55A-3-03. Emergency powers.

(a) In anticipation of or during an emergency defined in subsection (d) of this section, the board of directors of a corporation may:

(1) Modify lines of succession to accommodate the incapacity of any director, officer, employee, or agent; and

(2) Relocate the principal office, designate alternative principal offices or regional offices, or authorize the officers to do so.

(b) During an emergency defined in subsection (d) of this section, unless emergency bylaws provide otherwise:

(1) Notice of a meeting of the board of directors need be given only to those directors it is practicable to reach and may be given in any practicable manner, including by publication and radio; and

(2) One or more officers of the corporation present at a meeting of the board of directors may be deemed to be directors for the meeting, in order of rank and within the same rank in order of seniority, as necessary to achieve a quorum.

(c) Corporate action taken in good faith during an emergency under this section, to further the ordinary affairs of the corporation, binds the corporation and the fact that the action is taken pursuant to this section shall not be used to impose liability on a corporate director, officer, employee, or agent.

(d) An emergency exists for purposes of this section if a natural or man-made disaster impedes the ability of the corporation's board of directors or members to comply with one or more provisions of the corporation's bylaws. (1993, c. 398, s. 1; 2021-162, s. 2(e).)


55A-3-04. Ultra vires.

(a) Except as provided in subsection (b) of this section, the validity of corporate action shall not be challenged on the ground that the corporation lacks or lacked power to act.

(b) A corporation's power to act may be challenged:

(1) In a proceeding by a member or a director against the corporation to enjoin the act;

(2) In a proceeding by the corporation, directly, derivatively, or through a receiver, trustee, or other legal representative, against an incumbent or former director, officer, employee, or agent of the corporation; or

(3) In a proceeding by the Attorney General under G.S. 55A-14-30.

(c) In a proceeding by a member or a director under subdivision (b)(1) of this section to enjoin an unauthorized corporate act, the court may enjoin or set aside the act, if equitable and if all affected persons are parties to the proceeding, and may award damages for loss (other than anticipated profits) suffered by the corporation or another party because of enjoining the unauthorized act. (1955, c. 1230; 1993, c. 398, s. 1.)


55A-3-05. Exercise of corporate franchises not granted.

The Attorney General may upon the Attorney General's own information or upon complaint of a private party bring an action in the name of the State to restrain any person from exercising corporate franchises not granted. (1985 (Reg. Sess., 1986), c. 801, s. 5; 1993, c. 398, s. 1.)


55A-3-06. Special powers; public parks and drives and certain recreational corporations.

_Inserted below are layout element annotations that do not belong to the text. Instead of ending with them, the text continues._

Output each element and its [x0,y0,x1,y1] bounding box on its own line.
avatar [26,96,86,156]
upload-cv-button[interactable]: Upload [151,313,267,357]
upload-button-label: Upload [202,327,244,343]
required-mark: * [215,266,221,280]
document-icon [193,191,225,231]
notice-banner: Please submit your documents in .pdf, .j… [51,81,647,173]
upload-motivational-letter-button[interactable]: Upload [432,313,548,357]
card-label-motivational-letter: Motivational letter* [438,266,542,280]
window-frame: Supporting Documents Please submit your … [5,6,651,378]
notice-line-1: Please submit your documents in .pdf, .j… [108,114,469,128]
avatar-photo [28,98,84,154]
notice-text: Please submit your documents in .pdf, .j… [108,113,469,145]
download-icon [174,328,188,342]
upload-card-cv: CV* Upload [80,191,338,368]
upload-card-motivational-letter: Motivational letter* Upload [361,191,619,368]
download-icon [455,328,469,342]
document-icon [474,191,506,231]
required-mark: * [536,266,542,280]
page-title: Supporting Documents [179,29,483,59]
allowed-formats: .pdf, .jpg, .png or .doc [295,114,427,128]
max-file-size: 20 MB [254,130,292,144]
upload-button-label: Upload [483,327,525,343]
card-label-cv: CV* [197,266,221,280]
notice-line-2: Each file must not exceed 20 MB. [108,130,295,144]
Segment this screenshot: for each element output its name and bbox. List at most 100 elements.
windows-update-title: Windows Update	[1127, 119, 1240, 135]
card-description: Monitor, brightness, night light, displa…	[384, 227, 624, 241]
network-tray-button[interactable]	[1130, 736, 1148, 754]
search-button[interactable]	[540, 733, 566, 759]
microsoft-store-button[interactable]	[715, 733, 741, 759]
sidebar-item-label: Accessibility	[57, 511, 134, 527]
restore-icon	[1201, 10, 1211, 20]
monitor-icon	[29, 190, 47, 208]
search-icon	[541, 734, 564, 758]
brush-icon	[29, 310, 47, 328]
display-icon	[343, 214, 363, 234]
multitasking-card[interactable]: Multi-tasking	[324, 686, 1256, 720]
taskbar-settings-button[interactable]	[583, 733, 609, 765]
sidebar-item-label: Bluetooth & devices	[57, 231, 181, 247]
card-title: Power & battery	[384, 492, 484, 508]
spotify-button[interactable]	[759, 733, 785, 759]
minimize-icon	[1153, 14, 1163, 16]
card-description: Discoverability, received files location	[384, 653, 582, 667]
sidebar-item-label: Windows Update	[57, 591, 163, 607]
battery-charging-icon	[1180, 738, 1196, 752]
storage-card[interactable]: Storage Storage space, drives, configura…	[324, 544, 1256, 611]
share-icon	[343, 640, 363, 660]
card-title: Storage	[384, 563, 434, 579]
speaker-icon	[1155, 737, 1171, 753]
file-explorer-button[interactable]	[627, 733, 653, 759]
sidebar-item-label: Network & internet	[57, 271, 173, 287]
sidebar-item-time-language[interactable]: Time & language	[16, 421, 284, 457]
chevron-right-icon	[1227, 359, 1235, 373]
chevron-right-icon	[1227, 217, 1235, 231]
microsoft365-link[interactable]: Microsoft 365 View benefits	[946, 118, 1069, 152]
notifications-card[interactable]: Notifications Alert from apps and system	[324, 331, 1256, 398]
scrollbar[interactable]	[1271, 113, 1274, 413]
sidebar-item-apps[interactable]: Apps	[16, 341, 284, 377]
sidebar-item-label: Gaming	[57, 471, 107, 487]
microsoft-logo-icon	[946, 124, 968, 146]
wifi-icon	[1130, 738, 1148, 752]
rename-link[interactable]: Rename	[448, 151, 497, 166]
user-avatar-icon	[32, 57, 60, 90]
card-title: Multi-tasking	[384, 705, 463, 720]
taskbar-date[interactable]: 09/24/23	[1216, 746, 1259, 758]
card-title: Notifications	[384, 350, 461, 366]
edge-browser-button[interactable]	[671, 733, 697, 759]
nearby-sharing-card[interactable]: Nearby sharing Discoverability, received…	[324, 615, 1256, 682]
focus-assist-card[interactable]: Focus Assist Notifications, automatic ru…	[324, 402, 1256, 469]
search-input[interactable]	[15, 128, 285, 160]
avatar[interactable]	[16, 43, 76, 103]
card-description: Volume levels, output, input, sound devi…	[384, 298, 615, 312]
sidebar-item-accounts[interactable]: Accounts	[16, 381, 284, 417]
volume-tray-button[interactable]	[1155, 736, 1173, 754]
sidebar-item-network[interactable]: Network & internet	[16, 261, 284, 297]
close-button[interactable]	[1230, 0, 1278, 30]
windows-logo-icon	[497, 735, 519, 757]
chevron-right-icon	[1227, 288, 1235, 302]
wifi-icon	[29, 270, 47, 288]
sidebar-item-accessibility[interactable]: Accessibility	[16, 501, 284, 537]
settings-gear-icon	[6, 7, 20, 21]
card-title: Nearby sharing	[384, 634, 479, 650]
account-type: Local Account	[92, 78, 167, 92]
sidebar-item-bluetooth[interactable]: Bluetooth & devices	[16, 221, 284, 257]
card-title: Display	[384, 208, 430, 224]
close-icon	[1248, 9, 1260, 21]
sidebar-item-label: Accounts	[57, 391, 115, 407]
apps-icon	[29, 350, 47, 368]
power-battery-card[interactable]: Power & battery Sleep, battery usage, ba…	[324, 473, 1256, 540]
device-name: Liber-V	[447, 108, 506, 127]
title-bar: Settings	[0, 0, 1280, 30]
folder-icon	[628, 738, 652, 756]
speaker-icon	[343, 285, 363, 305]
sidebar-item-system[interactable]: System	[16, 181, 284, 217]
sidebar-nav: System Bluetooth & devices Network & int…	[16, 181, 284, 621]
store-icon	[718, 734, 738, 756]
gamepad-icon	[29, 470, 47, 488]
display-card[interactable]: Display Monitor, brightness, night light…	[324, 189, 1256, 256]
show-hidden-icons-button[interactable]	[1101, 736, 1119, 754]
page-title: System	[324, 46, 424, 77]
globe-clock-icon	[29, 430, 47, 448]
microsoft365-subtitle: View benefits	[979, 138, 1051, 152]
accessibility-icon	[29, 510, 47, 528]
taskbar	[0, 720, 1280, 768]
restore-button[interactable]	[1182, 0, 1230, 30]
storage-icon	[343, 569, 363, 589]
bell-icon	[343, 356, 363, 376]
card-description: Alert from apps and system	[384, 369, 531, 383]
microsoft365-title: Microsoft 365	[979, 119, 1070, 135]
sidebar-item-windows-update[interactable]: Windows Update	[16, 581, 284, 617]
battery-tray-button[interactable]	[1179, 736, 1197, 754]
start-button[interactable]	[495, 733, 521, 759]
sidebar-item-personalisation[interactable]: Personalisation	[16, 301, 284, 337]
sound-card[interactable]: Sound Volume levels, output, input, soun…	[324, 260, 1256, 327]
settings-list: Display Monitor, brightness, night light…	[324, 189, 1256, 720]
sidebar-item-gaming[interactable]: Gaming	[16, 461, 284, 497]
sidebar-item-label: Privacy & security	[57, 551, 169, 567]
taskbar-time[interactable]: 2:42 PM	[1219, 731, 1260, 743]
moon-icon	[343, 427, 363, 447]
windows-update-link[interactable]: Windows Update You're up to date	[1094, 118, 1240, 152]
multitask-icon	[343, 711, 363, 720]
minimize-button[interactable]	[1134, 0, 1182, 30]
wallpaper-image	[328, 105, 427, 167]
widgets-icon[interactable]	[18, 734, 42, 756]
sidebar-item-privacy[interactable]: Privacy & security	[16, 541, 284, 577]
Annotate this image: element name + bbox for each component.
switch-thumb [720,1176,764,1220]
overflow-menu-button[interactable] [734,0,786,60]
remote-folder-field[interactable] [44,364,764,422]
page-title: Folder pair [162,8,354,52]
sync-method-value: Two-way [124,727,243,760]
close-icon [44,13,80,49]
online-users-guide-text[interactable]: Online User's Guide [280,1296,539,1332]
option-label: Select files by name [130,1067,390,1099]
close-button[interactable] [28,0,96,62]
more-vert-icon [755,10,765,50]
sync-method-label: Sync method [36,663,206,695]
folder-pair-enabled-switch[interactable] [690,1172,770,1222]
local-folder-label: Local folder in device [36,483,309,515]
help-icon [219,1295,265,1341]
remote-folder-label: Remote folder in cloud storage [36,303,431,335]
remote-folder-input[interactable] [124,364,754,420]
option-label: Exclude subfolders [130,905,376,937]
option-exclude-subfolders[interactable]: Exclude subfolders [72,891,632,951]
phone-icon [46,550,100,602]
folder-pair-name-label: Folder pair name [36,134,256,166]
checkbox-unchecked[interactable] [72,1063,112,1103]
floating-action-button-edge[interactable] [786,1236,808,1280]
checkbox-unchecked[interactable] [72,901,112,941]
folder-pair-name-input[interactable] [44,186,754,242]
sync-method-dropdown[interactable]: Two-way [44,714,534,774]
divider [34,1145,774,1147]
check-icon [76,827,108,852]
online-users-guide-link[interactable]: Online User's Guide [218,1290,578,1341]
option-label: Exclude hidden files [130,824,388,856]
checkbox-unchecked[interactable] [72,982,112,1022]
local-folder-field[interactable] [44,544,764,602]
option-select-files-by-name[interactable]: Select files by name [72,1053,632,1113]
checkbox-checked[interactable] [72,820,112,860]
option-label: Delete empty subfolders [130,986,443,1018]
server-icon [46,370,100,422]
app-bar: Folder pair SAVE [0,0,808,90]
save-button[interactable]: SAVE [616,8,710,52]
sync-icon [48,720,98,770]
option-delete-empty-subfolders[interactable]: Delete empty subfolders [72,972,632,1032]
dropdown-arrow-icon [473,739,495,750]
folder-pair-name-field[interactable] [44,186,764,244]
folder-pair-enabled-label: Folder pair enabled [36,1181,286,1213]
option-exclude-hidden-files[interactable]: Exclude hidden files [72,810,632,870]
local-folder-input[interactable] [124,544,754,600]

Any corporation heretofore or hereafter formed for the purpose of creating and maintaining public parks and drives shall have full power and authority to lay out, manage, and control parks and drives within the State, under any rules and regulations as the corporation may prescribe and shall have power to purchase and hold property and take gifts or donations for such purpose. It may hold property and exercise such powers and trust for any town, city, township, or county, in connection with which the parks and drives shall be maintained. Any city, town, township, or county, holding such property, may vest and transfer the same to any such corporation for the purpose of controlling and maintaining the same as public parks and drives under any regulations and subject to any conditions as may be determined upon by the city, town, township, or county. All such lands as the corporation may acquire shall be held in trust as public parks and drives, and shall be held open to the public under any rules, laws, and regulations as the corporation may adopt through its board of directors, and it shall have power and authority to make and adopt all laws and regulations as it may determine upon for the reasonable management of such parks and drives. The terms "public parks and drives" as used in this section shall be construed so as to include playgrounds, recreational centers, and other recreational activities and facilities which may be provided and established under the sponsorship of any county, city, town, township, or school district in North Carolina and constructed or established with the assistance of the government of the United States or any agency thereof. (1955, c. 1230; 1973, c. 695, s. 9; 1993, c. 398, s. 1.)


55A-3-07. Certain corporations subject to Public Records Act and Open Meetings Law.

Any of the following corporations organized under this Chapter is subject to the Public Records Act (Chapter 132 of the General Statutes) and the Open Meetings Law (Article 33C of Chapter 143 of the General Statutes):

(1) A corporation organized under the terms of any consent decree and final judgment in any civil action calling on a state officer to create the corporation, for the purposes of receipt and distribution of funds allocated to the State of North Carolina to provide economic impact assistance on account of one industry.

(2) A corporation organized upon the request of the State for the sole purpose of financing projects for public use. (1999-2, s. 7; 2001-84, s. 4.)